Atomicity, Atom Counts or Atomic Composition Represents an Interesting Feature for QM/ML Models.

Atomic composition (AC), i.e. atom counts of each type in a molecule is a representation that does not contain any molecular structural information. But our analysis suggests a correlation between the AC representation and the atomization energy. The combination of AC with CES or SCM yields a new molecular representation which inherits all the properties of either CES or SCM representation respectively. Even though the AC representation is not unique (case of isomers as we mentioned earlier), by combining it with the SCM for example, the pair [AC SCM] inherit all the properties of SCM and becomes a representation that is uniquely defined, invariant to rotation, translation and re-indexing of the atoms, given that the SCM had already been sorted in decreasing order to tackle the non-invariance to atom re-indexing. Similar observation can be made with the CES.

Bayesian Regularized Neural Networks are Suited for Molecular Data.

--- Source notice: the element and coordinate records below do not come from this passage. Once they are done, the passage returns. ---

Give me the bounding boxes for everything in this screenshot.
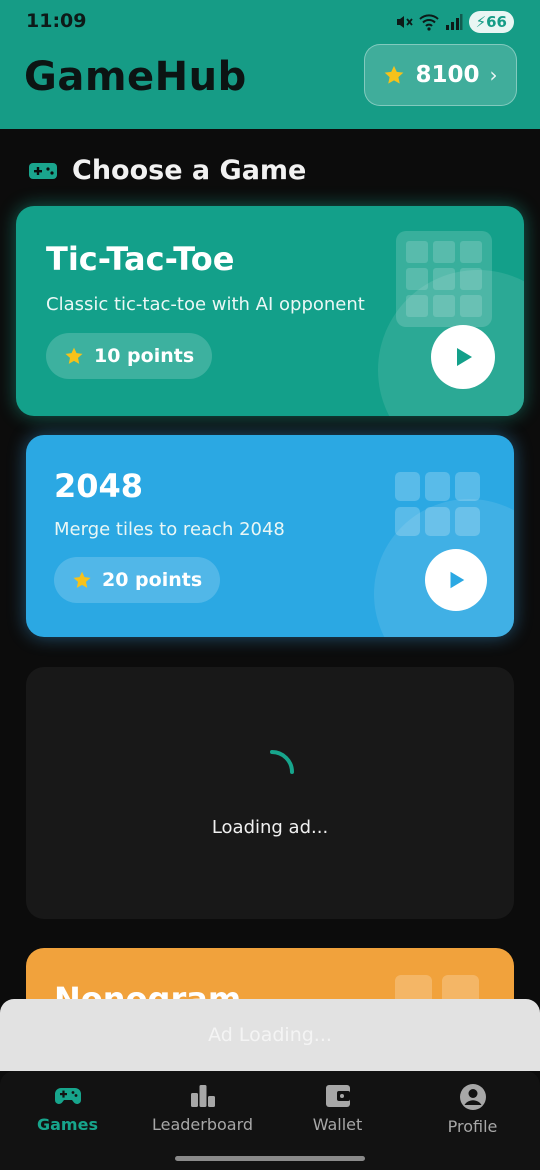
app-header: 11:09 ⚡ 66 GameHub 8100 › (0, 0, 540, 129)
status-icons: ⚡ 66 (395, 11, 514, 33)
signal-icon (445, 14, 463, 30)
nav-item-wallet[interactable]: Wallet (270, 1083, 405, 1134)
star-icon (65, 347, 83, 364)
points-value: 8100 (415, 62, 480, 88)
points-badge: 20 points (54, 557, 221, 603)
ad-banner-text: Ad Loading... (208, 1024, 332, 1046)
game-card-tic-tac-toe[interactable]: Tic-Tac-Toe Classic tic-tac-toe with AI … (16, 206, 524, 416)
section-title: Choose a Game (72, 155, 307, 186)
status-time: 11:09 (26, 10, 87, 32)
ad-banner[interactable]: Ad Loading... (0, 999, 540, 1071)
gamepad-icon (54, 1088, 81, 1104)
play-icon (457, 348, 472, 366)
wallet-icon (325, 1085, 350, 1107)
ad-placeholder: Loading ad... (26, 667, 514, 919)
bar-chart-icon (190, 1085, 215, 1107)
game-card-2048[interactable]: 2048 Merge tiles to reach 2048 20 points (26, 435, 514, 637)
grid-icon (396, 231, 492, 327)
points-badge: 10 points (46, 333, 213, 379)
bottom-navigation: Games Leaderboard Wallet Profile (0, 1071, 540, 1170)
nav-label: Profile (447, 1117, 498, 1136)
nav-label: Leaderboard (151, 1115, 254, 1134)
play-button[interactable] (431, 325, 495, 389)
ad-loading-text: Loading ad... (211, 817, 329, 838)
points-label: 10 points (94, 345, 195, 367)
nav-item-leaderboard[interactable]: Leaderboard (135, 1083, 270, 1134)
home-indicator[interactable] (175, 1156, 365, 1161)
tiles-icon (395, 472, 480, 536)
play-button[interactable] (425, 549, 487, 611)
nav-item-games[interactable]: Games (0, 1083, 135, 1134)
app-title: GameHub (24, 54, 247, 100)
battery-level: 66 (486, 13, 507, 31)
nav-item-profile[interactable]: Profile (405, 1083, 540, 1136)
app-screen: 11:09 ⚡66 GameHub 8100 › Choose a Game (0, 0, 540, 1170)
game-description: Merge tiles to reach 2048 (54, 519, 285, 540)
battery-icon: ⚡ 66 (468, 11, 514, 33)
points-balance-button[interactable]: 8100 › (364, 44, 517, 106)
wifi-icon (418, 14, 439, 31)
nav-label: Games (37, 1115, 98, 1134)
play-icon (450, 571, 465, 589)
loading-spinner-icon (270, 750, 294, 774)
game-title: 2048 (54, 467, 144, 505)
star-icon (385, 65, 404, 84)
mute-icon (396, 16, 413, 28)
profile-icon (459, 1084, 486, 1110)
points-label: 20 points (102, 569, 203, 591)
chevron-right-icon: › (489, 63, 498, 87)
game-description: Classic tic-tac-toe with AI opponent (46, 294, 365, 315)
nav-label: Wallet (312, 1115, 363, 1134)
game-title: Tic-Tac-Toe (46, 240, 235, 278)
star-icon (73, 571, 91, 588)
section-heading: Choose a Game (28, 155, 306, 186)
gamepad-icon (29, 162, 57, 179)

The Bayesian regularization approach used in this study seems to fit molecular data very well. Similar observation was made in [12] when developing quantitative structure activity relationship (QSAR) model of compounds active at the benzodiazepine and muscarinic receptors. The results obtained here further prove the point that Bayesian regularized neural networks possess several properties useful for the analysis of molecular data. One advantage of the Bayesian regularized neural networks is that the number of effective parameters used in the model is less than the number of weights, as some weights do not contribute to the models. This minimizes the likelihood of overfitting. The concerns about overfitting and overtraining are also removed by this method so that the production of a definitive and reproducible model is attained [9,10,11,12].

5 Conclusions

In this study, we show that by combining the atomic composition of molecules with their Coulomb matrix representation, the output of the quantum mechanics machine learning model can be significantly improved. Using the QM7 dataset as a test case, our results show a decrease by a difference of 1.5 kcal/mol when the sorted Coulomb matrix representation is combined with the atomic composition compared to when the sorted Coulomb matrix is used alone. Furthermore, our results improve well-known results from the literature on the QM7 dataset from a mean absolute error of 3.51 kcal/mol down to 3.0 kcal/mol. These results suggest that the atomic composition of molecules contain interesting information useful for quantum mechanics machine learning model and should not be neglected.